Last night friends of Senator John Kerry “bought the house,” and the program was a mix of a traditional Pops Christmas program, including “Sleigh Ride,” “White Christmas,” singalongs, and the TFC’s famous “Twelve Days of Christmas”; patriotic program (“God Bless America,” “The Stars and Stripes Forever”); and encomium to the senator on the occasion of his 25th year in office. And the tributes came from a bunch of different directions: documentary filmmaker Ken Burns spoke and presented a short film about Kerry’s career that came off like a campaign puff piece. James Taylor sang three songs and expressed his congratulations to the Senator. Governor Deval Patrick gamely read “The Night Before Christmas” while tossing out his best wishes. Senator Kerry’s Swift boat crew came and his second in command offered a salute that left the senator choked up. Former Senator Max Cleland (who had been shamefully swift-boated himself) did not speak, but got about as much applause as Kerry did. All the time the Tanglewood Festival Chorus was at the back of the stage, watching or singing.

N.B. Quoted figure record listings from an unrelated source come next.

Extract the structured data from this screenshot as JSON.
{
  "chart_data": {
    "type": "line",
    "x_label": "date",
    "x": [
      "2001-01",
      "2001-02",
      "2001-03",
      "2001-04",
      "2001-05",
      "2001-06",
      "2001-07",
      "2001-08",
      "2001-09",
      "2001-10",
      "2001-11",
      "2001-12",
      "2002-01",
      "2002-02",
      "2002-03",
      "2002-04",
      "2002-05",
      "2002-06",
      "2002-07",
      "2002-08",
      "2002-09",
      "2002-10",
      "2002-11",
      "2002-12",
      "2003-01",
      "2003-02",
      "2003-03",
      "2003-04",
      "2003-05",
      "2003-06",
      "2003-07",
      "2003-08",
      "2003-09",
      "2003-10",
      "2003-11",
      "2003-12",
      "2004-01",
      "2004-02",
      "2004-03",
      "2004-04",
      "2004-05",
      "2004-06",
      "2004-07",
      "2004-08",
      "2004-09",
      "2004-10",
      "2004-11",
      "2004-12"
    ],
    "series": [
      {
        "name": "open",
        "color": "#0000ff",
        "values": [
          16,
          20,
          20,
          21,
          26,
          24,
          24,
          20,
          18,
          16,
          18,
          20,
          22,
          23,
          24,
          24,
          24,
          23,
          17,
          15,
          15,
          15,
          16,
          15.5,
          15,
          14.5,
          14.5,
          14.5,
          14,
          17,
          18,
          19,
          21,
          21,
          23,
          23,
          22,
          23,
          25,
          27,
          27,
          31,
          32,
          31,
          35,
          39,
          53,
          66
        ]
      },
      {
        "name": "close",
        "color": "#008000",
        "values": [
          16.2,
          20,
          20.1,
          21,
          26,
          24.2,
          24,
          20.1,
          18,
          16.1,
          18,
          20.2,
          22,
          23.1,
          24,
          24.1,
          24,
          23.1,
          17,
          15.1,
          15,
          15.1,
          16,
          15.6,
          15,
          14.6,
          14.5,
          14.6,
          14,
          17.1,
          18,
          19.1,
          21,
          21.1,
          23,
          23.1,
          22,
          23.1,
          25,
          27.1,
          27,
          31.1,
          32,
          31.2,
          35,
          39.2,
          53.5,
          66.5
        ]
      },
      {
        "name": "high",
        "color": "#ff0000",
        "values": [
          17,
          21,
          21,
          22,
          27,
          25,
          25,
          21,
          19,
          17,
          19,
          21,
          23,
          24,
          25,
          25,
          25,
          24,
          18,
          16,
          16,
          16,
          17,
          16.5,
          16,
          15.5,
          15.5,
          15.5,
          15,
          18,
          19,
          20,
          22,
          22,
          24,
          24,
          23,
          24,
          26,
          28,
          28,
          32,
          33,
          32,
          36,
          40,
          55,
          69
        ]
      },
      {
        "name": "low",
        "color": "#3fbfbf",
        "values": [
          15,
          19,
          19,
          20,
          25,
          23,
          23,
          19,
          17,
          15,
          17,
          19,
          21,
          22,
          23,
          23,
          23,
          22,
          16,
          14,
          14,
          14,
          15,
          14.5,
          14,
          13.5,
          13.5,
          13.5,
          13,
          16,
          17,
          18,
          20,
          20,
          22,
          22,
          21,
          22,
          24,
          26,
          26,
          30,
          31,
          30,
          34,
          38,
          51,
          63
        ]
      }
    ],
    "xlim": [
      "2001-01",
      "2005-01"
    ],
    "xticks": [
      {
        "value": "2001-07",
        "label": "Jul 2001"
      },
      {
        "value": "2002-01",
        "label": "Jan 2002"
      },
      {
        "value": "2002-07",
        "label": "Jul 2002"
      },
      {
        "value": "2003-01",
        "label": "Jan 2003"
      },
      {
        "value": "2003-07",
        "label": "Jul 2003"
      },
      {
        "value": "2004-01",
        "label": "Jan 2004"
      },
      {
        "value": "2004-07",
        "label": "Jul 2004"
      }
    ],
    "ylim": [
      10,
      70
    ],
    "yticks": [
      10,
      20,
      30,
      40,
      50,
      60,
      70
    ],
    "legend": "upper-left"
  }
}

And then there were the two musical highlights. Senator Kerry conducted the “Stars and Stripes Forever” with a surprisingly good sense of rhythm, though he occasionally gave his downbeat as an up-beat, but with an endearing amount of mugging self-mockery that left one in mind of an amiable crane; his face as the chorus entered was beaming.
And Noel Paul Stookey and Peter Yarrow, better known as Peter and Paul of Peter, Paul and Mary, gave a little lesson in folk singing, discussing the past and their connection with the Senator. They performed “A Soalin'” as a duo, then began “Light One Candle,” which the TFC has been singing this season. At the chorus they began to wave to the audience to sing along, so a few of us joined quietly; when they heard us, Paul waved us to sing louder. So we sang backup to two of the most significant living folksingers on that tune, and then on “Blowin’ In the Wind.” All my coffeehouse dreams of youth realized.
One of these days, I’m going to have to put my performance resumé together. It would have to include: “Sang with Renée Fleming, Dave Brubeck, and Noel Paul Stookey and Peter Yarrow” and “Sang in ensembles conducted by Robert Shaw, James Levine, Seiji Ozawa, and John Kerry.”